NATURALEZA MUERTA, 1899 (Óleo de CÁNDIDO LÓPEZ)

Naturaleza muerta, 1899

(Detalle)

 

 

CÁNDIDO LÓPEZ

"EL MANCO DE CURUPAYTÍ"

PINTOR DE LA GUERRA DEL PARAGUAY

 

Cándido López es una de las figuras más singulares de la pintura argentina y su obra hoy goza de una gran atracción que se extiende cada vez más. El suyo es un caso curioso ya que él mismo nunca se consideró un artista y murió convencido de que había logrado documentar con sus escenas de la guerra del Paraguay ese episodio de nuestra historia que lo tuvo como protagonista y testigo, dándose por satisfecho con ese logro.

 

 

Campamento argentino en el Empedrado, diciembre 11 de 1865,

Provincia de Corrientes(detalle)

 

A pesar de haber ocupado un lugar marginal y secundario en la historia del arte pictórico en nuestro país, hoy se yergue como la figura más original de la pintura argentina del siglo XIX, con un lenguaje expresivo que mantiene gran vigencia, al punto de que podemos verlo como un contemporáneo nuestro y sus imágenes nos atraen y emocionan por su gran pureza narrativa y la visión del mundo que nos proporcionan.
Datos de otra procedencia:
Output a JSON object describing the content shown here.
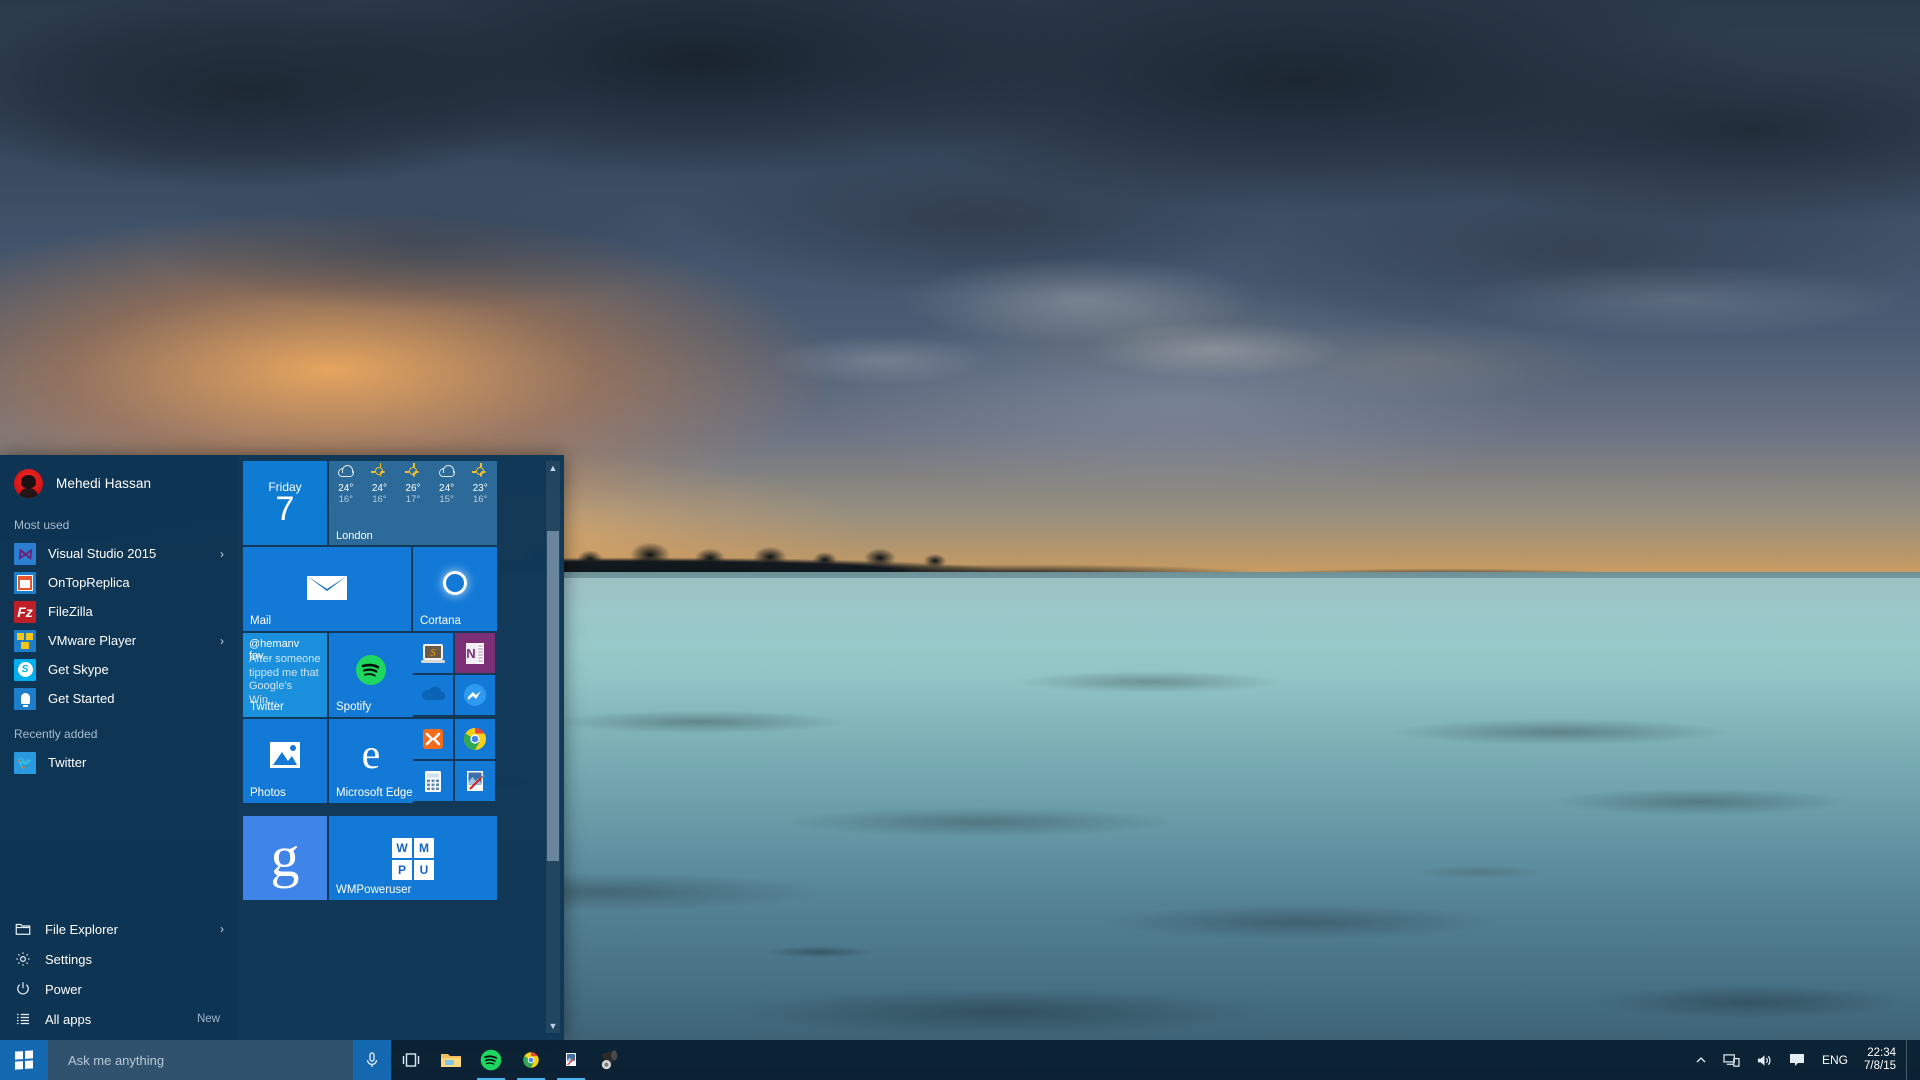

En los meses de enero y febrero de 1995 el Museo Nacional de Bellas Artes ofreció una completa exposición de su obra pictórica complementada con algunos dibujos y documentos que dieron cuenta de su genio tan particular.

Cándido López nació en Buenos Aires el 29 de agosto de 1840. Aunque sobre su vida no abundan datos precisos, se sabe que estudió pintura con varios maestros de la época. Así los italianos Baldessarre Verazzi (1819-1896) de origen piamontés y el lombardo Ignazio Manzoni (1797-1888), ambos venidos a hacer carrera en el Río de la Plata como tantos pintores europeos que viajaron a nuestras tierras por el afán de novedad y la posibilidad de realizar obras. Casi todos tuvieron discípulos y se volcaron a la enseñanza como medio de vida.

Sin embargo, entre los maestros de Cándido López el que parece haber ejercido mayor influencia es el argentino Carlos Descalzo (1813-1879), quien también lo instruyó en los rudimentos de la fotografía.

Hay que tener presente que la fotografía era un descubrimiento reciente y causa de atracción de los jóvenes. Los anuncios en los diarios de la época dan cuenta del interés suscitado y de la presencia en el país de numerosos fotógrafos extranjeros —especialmente franceses— ofreciendo como una novedad sus servicios. Precisamente Cándido López se asoció con uno de ellos —Juan M. Soulá— para realizar retratos al daguerrotipo. Esta primera actividad del joven López como fotógrafo debe ser tenida en cuenta en vista a su obra pictórica posterior, muy deudora —en más de un aspecto— de la fotografía, de su sentido documental y de su vocación de captar un instante determinado.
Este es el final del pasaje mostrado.